Some people in New Jersey are going to need long-term-care as they age and some are not. For many people, there just isn't any way to predict what will happen. This is partly why estate planning is so important. It's about more than drawing up a will and trust -- it's also about planning for the long term.
There used to be insurance companies that sold long-term-care insurance everywhere. Now, there are only about a dozen left, and their premiums have risen significantly. Someone buying the insurance for the first time can expect to pay about 30 percent more than those who purchased it less than 10 years ago. For those who have kept the insurance, premiums have risen sharply, with some people paying up to 77 percent more.
Insurance companies that sold this product failed to take into account how long people were going to live these days. They also didn't expect people to keep the coverage. These two facts are the main factors contributing to the decline in providers and the surge in premiums. So the question then becomes what to do about it.

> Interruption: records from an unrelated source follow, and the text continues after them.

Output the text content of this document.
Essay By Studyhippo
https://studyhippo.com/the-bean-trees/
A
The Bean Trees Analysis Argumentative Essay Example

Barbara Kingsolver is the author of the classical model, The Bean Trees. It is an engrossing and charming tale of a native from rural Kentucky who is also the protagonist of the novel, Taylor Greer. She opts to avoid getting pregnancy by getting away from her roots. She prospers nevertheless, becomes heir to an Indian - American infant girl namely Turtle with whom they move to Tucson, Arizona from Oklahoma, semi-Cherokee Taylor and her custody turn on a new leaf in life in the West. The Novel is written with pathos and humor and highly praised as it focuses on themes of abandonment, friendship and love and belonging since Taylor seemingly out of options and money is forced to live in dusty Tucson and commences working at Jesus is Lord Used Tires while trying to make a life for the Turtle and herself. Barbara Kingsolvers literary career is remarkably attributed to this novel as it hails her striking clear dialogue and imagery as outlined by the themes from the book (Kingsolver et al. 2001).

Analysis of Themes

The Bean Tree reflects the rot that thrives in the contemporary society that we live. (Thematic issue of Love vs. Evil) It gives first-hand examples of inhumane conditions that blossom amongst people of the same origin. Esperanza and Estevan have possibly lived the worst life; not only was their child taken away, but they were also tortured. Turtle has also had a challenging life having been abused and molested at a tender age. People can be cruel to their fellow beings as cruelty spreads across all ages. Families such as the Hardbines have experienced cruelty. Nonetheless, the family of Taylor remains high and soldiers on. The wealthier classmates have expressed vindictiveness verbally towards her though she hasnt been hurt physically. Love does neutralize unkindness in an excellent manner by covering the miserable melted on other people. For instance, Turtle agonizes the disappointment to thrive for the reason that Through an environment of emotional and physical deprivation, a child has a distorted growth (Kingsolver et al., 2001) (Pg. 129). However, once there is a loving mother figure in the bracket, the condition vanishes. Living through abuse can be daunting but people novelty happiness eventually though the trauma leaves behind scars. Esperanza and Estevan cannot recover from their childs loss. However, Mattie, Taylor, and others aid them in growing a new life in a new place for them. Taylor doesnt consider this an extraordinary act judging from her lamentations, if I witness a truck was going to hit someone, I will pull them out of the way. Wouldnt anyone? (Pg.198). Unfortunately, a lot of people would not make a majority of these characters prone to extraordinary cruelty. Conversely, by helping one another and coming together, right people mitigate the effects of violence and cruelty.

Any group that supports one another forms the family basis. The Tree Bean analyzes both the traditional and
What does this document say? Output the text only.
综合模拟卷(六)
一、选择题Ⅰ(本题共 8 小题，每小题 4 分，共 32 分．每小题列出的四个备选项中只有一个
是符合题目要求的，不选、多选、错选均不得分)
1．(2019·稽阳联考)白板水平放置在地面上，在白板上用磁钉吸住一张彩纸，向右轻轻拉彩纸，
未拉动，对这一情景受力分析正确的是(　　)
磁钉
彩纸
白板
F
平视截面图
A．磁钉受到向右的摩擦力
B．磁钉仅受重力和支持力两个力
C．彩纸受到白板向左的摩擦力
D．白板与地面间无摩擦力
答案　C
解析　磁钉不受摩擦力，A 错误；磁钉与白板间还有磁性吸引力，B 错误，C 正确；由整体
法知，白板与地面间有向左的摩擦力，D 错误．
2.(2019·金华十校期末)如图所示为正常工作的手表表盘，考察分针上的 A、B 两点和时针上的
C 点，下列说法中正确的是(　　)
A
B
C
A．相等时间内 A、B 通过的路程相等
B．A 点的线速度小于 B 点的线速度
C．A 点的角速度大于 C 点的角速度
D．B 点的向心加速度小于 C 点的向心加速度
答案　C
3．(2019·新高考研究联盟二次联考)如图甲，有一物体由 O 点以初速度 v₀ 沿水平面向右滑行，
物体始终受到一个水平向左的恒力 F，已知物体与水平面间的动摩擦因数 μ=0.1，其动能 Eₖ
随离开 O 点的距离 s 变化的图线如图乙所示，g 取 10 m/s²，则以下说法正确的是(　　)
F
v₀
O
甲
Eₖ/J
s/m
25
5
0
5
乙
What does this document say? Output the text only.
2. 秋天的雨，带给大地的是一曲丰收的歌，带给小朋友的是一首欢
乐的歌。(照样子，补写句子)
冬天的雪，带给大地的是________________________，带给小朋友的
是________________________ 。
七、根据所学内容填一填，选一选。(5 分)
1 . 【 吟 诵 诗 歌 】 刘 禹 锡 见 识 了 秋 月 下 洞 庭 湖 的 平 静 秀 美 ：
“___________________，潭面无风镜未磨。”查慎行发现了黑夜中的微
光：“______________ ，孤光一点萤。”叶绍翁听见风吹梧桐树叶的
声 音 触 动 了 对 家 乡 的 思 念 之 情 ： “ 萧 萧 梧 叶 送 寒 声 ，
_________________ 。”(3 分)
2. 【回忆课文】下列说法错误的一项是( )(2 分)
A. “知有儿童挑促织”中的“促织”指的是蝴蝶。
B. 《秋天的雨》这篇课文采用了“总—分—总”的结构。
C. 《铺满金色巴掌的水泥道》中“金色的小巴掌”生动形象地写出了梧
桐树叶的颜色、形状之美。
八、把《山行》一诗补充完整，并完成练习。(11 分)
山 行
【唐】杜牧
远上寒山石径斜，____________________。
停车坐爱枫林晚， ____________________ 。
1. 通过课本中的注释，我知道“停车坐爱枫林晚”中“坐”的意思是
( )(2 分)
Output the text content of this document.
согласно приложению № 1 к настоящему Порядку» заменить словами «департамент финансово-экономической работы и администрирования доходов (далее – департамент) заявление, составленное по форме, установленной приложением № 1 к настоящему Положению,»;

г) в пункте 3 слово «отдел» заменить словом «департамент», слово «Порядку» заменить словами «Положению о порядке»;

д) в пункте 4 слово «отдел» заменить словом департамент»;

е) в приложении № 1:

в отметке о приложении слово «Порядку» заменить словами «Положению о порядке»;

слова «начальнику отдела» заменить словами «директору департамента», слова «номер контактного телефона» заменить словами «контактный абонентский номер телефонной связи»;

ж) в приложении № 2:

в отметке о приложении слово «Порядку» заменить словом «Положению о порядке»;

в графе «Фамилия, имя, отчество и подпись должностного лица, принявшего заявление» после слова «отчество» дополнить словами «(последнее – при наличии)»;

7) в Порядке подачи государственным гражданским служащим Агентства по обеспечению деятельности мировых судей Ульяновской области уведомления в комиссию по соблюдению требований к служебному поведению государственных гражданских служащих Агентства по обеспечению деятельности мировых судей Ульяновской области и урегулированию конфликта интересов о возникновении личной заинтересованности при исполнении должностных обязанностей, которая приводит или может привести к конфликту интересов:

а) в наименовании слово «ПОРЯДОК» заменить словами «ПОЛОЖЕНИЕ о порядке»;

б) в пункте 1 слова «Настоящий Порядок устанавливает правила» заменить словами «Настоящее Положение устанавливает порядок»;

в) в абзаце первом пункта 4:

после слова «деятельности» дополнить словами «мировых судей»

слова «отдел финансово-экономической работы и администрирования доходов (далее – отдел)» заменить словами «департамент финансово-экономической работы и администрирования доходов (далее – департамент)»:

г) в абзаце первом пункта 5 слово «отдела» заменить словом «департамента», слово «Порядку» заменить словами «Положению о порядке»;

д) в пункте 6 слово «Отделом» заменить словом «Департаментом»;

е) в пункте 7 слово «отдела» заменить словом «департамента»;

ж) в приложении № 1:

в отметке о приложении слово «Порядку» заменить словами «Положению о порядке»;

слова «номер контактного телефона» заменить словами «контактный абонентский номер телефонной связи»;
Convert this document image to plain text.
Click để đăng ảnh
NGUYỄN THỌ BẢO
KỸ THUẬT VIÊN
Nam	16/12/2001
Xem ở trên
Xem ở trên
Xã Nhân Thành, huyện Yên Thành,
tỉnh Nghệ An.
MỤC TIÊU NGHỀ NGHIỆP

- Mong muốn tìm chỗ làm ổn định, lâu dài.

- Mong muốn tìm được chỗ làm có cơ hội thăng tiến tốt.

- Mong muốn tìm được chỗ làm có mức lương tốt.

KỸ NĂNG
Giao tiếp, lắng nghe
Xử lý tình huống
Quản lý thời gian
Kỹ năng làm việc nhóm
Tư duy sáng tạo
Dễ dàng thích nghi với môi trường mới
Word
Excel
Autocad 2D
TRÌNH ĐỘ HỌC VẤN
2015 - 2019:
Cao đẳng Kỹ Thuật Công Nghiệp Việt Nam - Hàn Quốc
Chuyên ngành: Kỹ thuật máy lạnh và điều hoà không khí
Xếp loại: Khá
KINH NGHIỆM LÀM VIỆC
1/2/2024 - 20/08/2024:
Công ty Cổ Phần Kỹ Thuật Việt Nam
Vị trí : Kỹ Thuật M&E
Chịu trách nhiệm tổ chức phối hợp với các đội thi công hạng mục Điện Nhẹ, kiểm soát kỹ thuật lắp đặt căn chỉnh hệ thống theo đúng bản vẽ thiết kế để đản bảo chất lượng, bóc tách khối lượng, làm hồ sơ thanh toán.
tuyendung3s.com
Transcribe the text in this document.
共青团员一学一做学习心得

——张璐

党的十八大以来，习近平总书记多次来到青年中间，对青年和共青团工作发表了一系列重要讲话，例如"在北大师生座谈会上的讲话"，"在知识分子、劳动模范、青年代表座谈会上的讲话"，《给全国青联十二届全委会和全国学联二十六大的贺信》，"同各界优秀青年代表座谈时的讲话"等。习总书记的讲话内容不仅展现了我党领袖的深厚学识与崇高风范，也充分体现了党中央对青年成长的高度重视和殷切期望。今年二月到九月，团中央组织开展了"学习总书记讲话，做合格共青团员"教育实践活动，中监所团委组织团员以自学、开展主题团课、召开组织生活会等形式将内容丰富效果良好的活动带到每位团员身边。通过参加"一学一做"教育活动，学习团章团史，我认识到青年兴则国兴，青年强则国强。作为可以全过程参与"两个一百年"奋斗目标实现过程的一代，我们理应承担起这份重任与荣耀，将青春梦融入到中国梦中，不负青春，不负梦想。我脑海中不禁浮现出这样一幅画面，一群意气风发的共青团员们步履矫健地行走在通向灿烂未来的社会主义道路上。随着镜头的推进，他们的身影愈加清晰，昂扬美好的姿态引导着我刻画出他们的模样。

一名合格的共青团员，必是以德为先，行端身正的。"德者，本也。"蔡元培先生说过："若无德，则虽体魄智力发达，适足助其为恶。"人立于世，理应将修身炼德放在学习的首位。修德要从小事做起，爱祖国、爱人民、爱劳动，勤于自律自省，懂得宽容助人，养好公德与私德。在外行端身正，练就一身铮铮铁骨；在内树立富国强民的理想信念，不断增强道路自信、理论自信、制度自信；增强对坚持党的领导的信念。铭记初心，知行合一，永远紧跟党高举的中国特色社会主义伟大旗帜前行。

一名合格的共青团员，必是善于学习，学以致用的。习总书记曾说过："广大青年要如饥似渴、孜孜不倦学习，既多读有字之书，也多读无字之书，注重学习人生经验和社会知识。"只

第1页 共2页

Making a contingency plan for what will happen if long-term-care is needed is a good start. When New Jersey residents sit down to discuss estate planning, it may be wise to explore the different options that may be available to save something extra just in case. Of course, there is still the option of purchasing a long-term-care policy, but that policy isn't going to cover what it used to and will cost more. That doesn't mean that it can't be of at least some help in the event it's needed. It simply means that it may not cover 100 percent of the care.